A wooden boomerang with decorative flowers and a kangaroo. This is a curved stick thrown through the air and most famously associated with Indigenous Australian people (Aboriginal people). However, though some of the Australian boomerangs date back ten thousand years boomerangs much older have been found in Europe. It is believed that the boomerang originated from a flying stick used in hunting or as a weapon in war. Many Egyptian cave paintings feature hunters with boomerangs. Wooden and ivory boomerangs tipped with gold were found in the tomb of King Tutankhamun.
In England we call this flying stick a boomerang but in Australia it is also called a Kylie or Kiley. Boomerangs are made from a branch or root of a tree that has a natural curve already to it. Originally, they would have been carved with animal teeth as well as burning and painting for decoration. Boomerang decoration may depict legends, land ownership, traditions or family designs.
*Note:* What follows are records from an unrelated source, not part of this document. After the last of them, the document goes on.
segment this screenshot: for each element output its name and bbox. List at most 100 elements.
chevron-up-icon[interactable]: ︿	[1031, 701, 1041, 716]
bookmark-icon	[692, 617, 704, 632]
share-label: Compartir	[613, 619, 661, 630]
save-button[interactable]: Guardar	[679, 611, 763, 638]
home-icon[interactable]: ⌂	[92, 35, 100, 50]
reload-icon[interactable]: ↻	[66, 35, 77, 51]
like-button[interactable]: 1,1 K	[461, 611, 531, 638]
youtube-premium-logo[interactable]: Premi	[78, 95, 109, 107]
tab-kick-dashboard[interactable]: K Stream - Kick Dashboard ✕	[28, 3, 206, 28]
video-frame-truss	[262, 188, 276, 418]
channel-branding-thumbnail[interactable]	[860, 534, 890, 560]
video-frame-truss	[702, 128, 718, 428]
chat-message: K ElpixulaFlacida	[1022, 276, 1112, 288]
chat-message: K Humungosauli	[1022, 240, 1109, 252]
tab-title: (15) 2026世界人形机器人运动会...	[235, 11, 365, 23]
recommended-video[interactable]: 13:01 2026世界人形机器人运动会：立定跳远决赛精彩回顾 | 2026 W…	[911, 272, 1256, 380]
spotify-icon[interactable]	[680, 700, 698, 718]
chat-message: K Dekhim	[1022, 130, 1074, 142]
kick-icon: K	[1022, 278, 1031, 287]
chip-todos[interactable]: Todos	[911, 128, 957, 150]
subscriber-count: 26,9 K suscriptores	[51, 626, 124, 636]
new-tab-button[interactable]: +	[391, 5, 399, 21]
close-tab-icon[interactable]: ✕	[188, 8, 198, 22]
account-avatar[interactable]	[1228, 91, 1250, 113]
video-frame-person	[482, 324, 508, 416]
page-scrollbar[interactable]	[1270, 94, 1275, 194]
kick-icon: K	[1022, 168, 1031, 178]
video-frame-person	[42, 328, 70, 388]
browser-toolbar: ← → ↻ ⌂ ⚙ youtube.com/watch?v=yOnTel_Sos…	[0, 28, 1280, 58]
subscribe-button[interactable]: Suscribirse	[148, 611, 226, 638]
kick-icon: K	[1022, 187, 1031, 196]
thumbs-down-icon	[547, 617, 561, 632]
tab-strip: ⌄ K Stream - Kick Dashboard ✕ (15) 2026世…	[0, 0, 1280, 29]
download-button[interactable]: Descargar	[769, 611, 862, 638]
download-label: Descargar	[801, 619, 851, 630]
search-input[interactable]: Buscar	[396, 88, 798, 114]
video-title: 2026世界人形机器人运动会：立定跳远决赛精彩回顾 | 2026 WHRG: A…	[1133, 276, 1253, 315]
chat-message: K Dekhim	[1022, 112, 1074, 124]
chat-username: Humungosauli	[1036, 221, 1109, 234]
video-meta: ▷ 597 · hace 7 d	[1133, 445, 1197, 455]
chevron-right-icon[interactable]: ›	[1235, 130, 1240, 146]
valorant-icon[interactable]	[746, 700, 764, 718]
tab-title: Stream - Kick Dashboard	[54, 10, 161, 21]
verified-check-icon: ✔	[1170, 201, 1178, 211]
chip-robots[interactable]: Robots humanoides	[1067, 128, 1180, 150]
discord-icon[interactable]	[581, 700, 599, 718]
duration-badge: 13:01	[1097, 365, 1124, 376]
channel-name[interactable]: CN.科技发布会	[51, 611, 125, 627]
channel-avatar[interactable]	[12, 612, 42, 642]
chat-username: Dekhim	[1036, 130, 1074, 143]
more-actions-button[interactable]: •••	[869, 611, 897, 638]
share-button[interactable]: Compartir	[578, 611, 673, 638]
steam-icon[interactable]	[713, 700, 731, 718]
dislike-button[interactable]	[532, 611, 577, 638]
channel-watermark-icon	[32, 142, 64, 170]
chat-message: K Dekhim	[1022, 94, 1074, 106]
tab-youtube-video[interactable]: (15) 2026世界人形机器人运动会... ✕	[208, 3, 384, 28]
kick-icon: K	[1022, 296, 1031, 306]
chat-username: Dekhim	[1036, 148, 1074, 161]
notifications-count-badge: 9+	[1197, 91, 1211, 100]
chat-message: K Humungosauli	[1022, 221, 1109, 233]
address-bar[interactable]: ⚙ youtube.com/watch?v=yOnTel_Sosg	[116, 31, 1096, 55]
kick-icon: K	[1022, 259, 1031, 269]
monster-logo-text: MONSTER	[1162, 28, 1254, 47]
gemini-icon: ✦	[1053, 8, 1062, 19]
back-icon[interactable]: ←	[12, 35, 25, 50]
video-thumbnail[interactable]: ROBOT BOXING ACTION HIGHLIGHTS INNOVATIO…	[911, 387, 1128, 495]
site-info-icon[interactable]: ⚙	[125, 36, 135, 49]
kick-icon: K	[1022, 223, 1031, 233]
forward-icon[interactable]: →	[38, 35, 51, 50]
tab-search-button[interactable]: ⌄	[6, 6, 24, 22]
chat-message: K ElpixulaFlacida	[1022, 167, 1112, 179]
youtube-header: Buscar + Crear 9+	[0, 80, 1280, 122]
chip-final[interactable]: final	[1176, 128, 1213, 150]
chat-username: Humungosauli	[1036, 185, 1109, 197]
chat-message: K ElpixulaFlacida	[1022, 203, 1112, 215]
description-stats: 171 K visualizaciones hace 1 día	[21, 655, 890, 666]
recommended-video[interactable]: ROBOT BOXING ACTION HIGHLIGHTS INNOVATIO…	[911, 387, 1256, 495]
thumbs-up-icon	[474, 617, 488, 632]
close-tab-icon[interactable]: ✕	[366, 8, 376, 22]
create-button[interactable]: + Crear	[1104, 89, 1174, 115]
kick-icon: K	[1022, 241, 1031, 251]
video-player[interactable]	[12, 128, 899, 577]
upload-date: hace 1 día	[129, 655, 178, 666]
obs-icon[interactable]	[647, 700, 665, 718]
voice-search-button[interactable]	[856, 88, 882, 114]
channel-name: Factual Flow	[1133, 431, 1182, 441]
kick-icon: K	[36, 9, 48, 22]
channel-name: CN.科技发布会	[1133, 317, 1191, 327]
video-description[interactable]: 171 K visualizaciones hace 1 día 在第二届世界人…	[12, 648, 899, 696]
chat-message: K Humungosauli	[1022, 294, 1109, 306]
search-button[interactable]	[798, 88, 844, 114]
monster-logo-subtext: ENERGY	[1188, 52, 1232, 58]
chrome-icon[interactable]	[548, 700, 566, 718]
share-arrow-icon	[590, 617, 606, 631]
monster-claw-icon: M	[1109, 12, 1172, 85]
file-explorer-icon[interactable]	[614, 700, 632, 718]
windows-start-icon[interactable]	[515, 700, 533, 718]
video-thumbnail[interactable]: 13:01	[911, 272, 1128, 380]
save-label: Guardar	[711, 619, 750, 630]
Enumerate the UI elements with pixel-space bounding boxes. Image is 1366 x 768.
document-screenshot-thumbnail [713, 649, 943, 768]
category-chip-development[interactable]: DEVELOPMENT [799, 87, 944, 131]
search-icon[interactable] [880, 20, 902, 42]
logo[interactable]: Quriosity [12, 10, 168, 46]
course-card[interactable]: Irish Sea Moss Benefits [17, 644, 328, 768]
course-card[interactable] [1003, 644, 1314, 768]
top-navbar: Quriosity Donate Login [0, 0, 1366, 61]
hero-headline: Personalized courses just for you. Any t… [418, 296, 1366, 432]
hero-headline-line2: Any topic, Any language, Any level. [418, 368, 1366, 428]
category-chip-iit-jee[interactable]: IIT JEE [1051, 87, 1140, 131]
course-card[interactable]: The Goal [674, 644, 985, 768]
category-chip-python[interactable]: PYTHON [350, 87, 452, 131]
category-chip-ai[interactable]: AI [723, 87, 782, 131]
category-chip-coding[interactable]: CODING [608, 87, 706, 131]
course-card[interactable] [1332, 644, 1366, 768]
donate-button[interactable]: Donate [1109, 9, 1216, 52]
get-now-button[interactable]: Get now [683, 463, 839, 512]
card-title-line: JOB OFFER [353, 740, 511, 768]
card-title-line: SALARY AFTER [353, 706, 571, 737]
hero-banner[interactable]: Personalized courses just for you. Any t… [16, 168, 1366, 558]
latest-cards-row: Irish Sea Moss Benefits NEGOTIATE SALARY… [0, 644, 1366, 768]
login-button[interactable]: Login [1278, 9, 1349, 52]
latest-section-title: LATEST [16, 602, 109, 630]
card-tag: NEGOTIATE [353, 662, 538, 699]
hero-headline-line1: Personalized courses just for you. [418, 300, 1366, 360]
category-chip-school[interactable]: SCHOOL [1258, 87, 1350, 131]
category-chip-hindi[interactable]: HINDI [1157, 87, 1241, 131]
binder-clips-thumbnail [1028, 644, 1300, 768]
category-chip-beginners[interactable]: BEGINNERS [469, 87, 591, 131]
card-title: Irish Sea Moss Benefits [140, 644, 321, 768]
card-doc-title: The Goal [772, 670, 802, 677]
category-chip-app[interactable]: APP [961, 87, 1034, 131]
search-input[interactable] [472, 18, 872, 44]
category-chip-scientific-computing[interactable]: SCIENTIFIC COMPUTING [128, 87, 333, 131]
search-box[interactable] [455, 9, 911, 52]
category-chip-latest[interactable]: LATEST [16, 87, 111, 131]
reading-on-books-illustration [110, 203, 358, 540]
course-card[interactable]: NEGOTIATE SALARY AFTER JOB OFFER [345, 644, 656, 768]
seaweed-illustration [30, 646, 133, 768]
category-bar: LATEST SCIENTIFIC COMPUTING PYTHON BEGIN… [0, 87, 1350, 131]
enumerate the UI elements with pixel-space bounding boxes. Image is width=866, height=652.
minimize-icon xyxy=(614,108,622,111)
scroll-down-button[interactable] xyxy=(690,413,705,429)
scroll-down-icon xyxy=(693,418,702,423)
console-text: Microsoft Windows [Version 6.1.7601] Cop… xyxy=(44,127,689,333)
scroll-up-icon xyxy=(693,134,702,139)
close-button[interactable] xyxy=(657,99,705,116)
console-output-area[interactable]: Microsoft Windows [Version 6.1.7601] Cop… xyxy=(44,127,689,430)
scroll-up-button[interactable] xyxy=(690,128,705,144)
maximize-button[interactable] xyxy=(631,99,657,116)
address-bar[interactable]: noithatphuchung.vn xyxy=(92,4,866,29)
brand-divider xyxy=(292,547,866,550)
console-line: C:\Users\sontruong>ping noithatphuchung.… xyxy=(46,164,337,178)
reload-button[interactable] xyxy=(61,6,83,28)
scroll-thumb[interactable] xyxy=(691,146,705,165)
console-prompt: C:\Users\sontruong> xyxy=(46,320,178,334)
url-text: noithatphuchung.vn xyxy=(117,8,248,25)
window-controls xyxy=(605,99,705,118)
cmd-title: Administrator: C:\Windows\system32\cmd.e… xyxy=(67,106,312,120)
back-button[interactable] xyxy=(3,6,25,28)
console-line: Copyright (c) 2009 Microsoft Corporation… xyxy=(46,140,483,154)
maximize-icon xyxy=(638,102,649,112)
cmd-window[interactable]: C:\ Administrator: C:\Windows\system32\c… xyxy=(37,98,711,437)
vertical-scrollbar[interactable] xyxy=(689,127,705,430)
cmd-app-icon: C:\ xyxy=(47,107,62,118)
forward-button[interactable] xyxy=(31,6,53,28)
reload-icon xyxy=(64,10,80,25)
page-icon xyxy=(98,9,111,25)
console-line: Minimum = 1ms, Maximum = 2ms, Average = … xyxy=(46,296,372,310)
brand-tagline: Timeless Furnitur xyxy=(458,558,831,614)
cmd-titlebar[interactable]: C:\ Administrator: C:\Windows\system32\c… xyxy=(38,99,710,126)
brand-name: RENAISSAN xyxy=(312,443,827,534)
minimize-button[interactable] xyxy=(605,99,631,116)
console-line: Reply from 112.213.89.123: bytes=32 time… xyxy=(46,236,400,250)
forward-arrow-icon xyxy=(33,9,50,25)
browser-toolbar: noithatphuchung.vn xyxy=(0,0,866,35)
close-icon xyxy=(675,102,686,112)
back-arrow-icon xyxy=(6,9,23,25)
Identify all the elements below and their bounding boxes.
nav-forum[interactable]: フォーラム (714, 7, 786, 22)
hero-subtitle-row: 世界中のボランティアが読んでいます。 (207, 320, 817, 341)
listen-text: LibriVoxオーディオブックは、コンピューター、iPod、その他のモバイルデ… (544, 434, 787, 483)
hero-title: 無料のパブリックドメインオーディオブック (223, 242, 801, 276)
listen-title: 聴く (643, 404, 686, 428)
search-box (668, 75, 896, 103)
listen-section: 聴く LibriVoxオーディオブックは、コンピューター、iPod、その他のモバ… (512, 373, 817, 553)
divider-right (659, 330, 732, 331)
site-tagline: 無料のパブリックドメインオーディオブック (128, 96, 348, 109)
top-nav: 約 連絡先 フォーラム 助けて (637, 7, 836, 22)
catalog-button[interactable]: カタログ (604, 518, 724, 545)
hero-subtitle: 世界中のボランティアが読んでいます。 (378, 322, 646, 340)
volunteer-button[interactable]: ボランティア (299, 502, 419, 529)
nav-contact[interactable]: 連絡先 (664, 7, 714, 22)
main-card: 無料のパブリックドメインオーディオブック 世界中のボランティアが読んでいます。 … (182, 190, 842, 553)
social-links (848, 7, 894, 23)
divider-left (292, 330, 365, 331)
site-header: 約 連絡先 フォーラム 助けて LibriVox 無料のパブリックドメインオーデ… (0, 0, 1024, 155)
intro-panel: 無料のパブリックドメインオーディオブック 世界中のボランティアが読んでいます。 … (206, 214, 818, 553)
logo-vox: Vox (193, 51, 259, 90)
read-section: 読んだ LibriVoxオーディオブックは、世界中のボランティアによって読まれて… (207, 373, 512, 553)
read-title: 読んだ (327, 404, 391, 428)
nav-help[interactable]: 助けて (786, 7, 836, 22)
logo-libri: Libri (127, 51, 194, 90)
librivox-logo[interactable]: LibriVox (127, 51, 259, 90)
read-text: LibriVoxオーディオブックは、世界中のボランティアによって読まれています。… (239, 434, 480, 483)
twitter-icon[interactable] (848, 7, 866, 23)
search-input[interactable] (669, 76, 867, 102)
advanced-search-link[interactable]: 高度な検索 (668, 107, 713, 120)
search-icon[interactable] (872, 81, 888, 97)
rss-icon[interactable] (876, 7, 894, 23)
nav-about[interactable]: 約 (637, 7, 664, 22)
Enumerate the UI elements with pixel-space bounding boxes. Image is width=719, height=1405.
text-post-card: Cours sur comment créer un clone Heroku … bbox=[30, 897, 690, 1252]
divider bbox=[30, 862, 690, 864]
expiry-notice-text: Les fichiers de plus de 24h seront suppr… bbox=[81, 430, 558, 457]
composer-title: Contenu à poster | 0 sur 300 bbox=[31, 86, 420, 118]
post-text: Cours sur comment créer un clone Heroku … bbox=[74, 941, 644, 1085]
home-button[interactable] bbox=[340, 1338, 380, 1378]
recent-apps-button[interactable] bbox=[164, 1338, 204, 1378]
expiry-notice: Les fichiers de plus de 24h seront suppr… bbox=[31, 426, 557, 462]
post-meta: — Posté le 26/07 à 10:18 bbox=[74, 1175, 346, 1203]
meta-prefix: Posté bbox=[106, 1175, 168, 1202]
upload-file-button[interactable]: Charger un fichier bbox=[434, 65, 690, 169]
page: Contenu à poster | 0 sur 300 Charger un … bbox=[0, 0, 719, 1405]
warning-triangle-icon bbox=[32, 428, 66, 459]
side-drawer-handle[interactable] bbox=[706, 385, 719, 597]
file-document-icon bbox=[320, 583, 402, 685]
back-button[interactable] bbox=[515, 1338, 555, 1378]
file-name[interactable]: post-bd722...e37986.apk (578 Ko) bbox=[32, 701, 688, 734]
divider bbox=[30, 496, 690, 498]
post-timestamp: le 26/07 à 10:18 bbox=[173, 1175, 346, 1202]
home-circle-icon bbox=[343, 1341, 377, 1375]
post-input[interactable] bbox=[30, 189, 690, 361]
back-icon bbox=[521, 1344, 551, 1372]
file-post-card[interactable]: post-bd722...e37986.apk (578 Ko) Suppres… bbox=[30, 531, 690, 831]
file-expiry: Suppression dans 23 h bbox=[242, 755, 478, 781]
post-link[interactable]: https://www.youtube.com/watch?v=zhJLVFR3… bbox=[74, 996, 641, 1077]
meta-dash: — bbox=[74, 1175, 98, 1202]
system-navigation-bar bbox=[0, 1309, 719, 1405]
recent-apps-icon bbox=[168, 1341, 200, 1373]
These boomerangs are still used today by the Indigenous Australian People in ceremonies and clapped together in musical accompaniment.
The boomerang is held at shoulder height, the thrower holds onto one end & twists while throwing the boomerang rapidly.
There are two types of boomerangs:
Returning boomerang – a curved shaped object that when thrown into the air will circle and return to land near to the thrower. Originally made in wood these days this type of boomerang is designed in lighter materials like carbon, foam and plastic. Being lighter they are ideal as children’s toys.
Non-returning – designed to travel in one direction mainly for hunting purposes. Are less curved as returning boomerangs and are also much heavier.